小川 それもこれも、対話で対立を乗り越えたからこそ、なんですよね。
最近、TBSの「御上先生」という連続ドラマを録画して観てるんですが、ご覧になっている方いらっしゃいますか?
そこにね、「The personal is Political.」っていう言葉が出てくるんです。「プライベートで抱える悩みや問題は、すべて政治的である」っていう意味なんです。
和田 それって、フェミニズムのスローガン「個人的なことは政治的なこと」だと思います。

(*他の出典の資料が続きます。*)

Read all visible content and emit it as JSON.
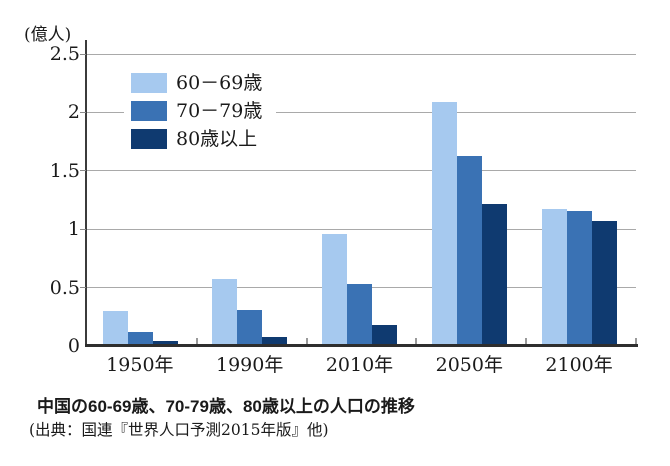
{
  "chart_data": {
    "type": "bar",
    "title": "中国の60-69歳、70-79歳、80歳以上の人口の推移",
    "unit_label": "(億人)",
    "categories": [
      "1950年",
      "1990年",
      "2010年",
      "2050年",
      "2100年"
    ],
    "series": [
      {
        "name": "60－69歳",
        "color": "#a6c9ef",
        "values": [
          0.3,
          0.57,
          0.96,
          2.09,
          1.17
        ]
      },
      {
        "name": "70－79歳",
        "color": "#3a72b4",
        "values": [
          0.12,
          0.31,
          0.53,
          1.63,
          1.16
        ]
      },
      {
        "name": "80歳以上",
        "color": "#0f3a70",
        "values": [
          0.04,
          0.08,
          0.18,
          1.22,
          1.07
        ]
      }
    ],
    "ylim": [
      0,
      2.5
    ],
    "y_tick_values": [
      0,
      0.5,
      1,
      1.5,
      2,
      2.5
    ],
    "y_tick_labels": [
      "0",
      "0.5",
      "1",
      "1.5",
      "2",
      "2.5"
    ],
    "grid": true,
    "legend_position": "inside-top-left"
  },
  "caption": {
    "title": "中国の60-69歳、70-79歳、80歳以上の人口の推移",
    "source": "(出典：国連『世界人口予測2015年版』他)"
  },
  "colors": {
    "background": "#ffffff",
    "axis": "#3b3b3b",
    "gridline": "#a9a9a9",
    "tick": "#9a9a9a",
    "text": "#1a1a1a"
  }
}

小川 そう。個人的なこと、私的なことも、すべては政治なんです。人は誰だって悩みや苦しさを抱えているはずで、その悩みや苦しみについて「これって、政治的なんだ」って思ってほしいんです。「辛いのは、自分が悪いんだ」「こんなことで悩んでるのは自分だけだ」なんて思わないでほしい。それはあなたの個人的な問題じゃなく、ちゃんと社会や政治とつながっている問題なんだと。

和田 まさに私の本のタイトル(『時給はいつも最低賃金、これって私のせいですか? 国会議員に聞いてみた。』)じゃないですか!
小川 ドラマの中ですごく印象に残っていることがあるんです。「教科書検定」について学園祭で取り上げるべきか否か、クラスの中で討論するシーンがあったんですよ。取り上げる結論に至ったのですが、そこまでの過程が興味深かった。
賛成派は「こういう問題はきちんと考え、議論するべきだ」という。他方の反対派は「こんなことを取り上げたら、文科省からにらまれる」「授業時間だって無駄になる」っていうのが論旨だった。
意見が割れている生徒たちに向かって、教師役の松坂桃李さんが言うんです。
「では、反対派は賛成派の席に座りなさい。賛成派は反対派の席に座りなさい」。
それぞれ逆の意見の立場からディベートさせたんですよ。つまり、相手の立場や考え方、その理由を、お互いに想像し合って議論をする。これって、今の日本にも世界にも、欠落していることなんじゃないか。それがまさにドラマの中で展開されていたんです。
そしてドラマの中で生徒たちは、この議論を、格差社会など、社会のいろんな問題点にまで広げていく。
うちの党内も今、「給付か」「減税か」が課題になっている。じゃあ、同じように、お互いの立場を入れ替えてディベートしてみたらどうだろうかと。
大島 トランプとゼレンスキーにもやってもらったほうがいいですね(笑)
小川 プーチンもゼレンスキーも一回、ロシアから見たウクライナ、ウクライナから見たロシアを想像したほうがいい。逆の立場に立ってみる経験と訓練が、今の社会には欠落してるんですよ。
和田 文庫版で私が悩んでいた、私は正義なんだろうか?という問いかけを、自分にするのも大事かもしれません。